2. Bootcamp. In 2002-2003 I did little strength training. I hated traditional free-weight workouts (still do) and could not motivate myself to get it done (still can't). So from April 2002 on my main exercises were walking, running (starting February 2003) and water aerobics (spring 2003). All great workouts, but all cardio - not big muscle-builders like interval training at bootcamp.

Because bootcamp is different every class, my body doesn't fall into that rut of doing the same-old, same-old. Just like eating the same things over and over (easy for me to do), I think the same exercise over and over is a case of diminishing returns. You have to shake it up. I'm shaking it up with bootcamp (I started in April) and it's paying off.

Other interesting observations:

  • My losing pattern is still the same. My small-loss, small-loss, big-loss pattern is very similar to that of 2002-2003. Once a month I would drop 3 or 4 lbs in one week, still do that today.

  • I had a long plateau in the 180s.
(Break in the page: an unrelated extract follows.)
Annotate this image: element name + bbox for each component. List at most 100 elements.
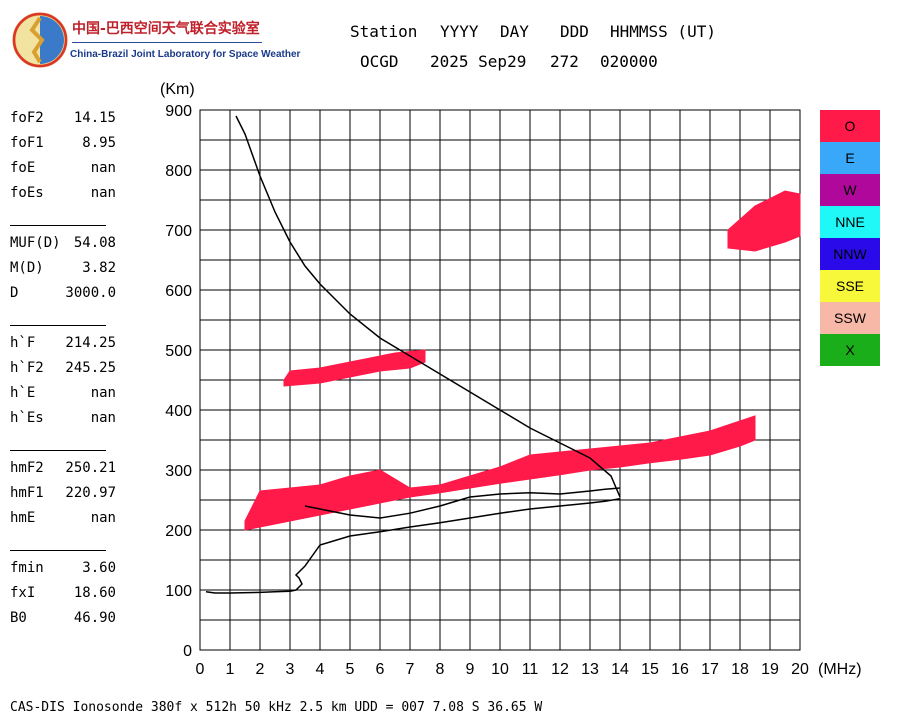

Funny, I don't remember this at all. But according to the stats, I was stuck in the 180s for 13(!) weeks. I didn't have any major fall-off-the-wagon phases in 2002-2003, so I can't remember why the hell that was such a torturous period.

    And here I was recently griping about spending 1 month in the 180s. Yikes.

    You always hear that it's harder to lose weight the older you get. But this goes to show you with consistent dedication, balanced eating and exercise you can do it at any age!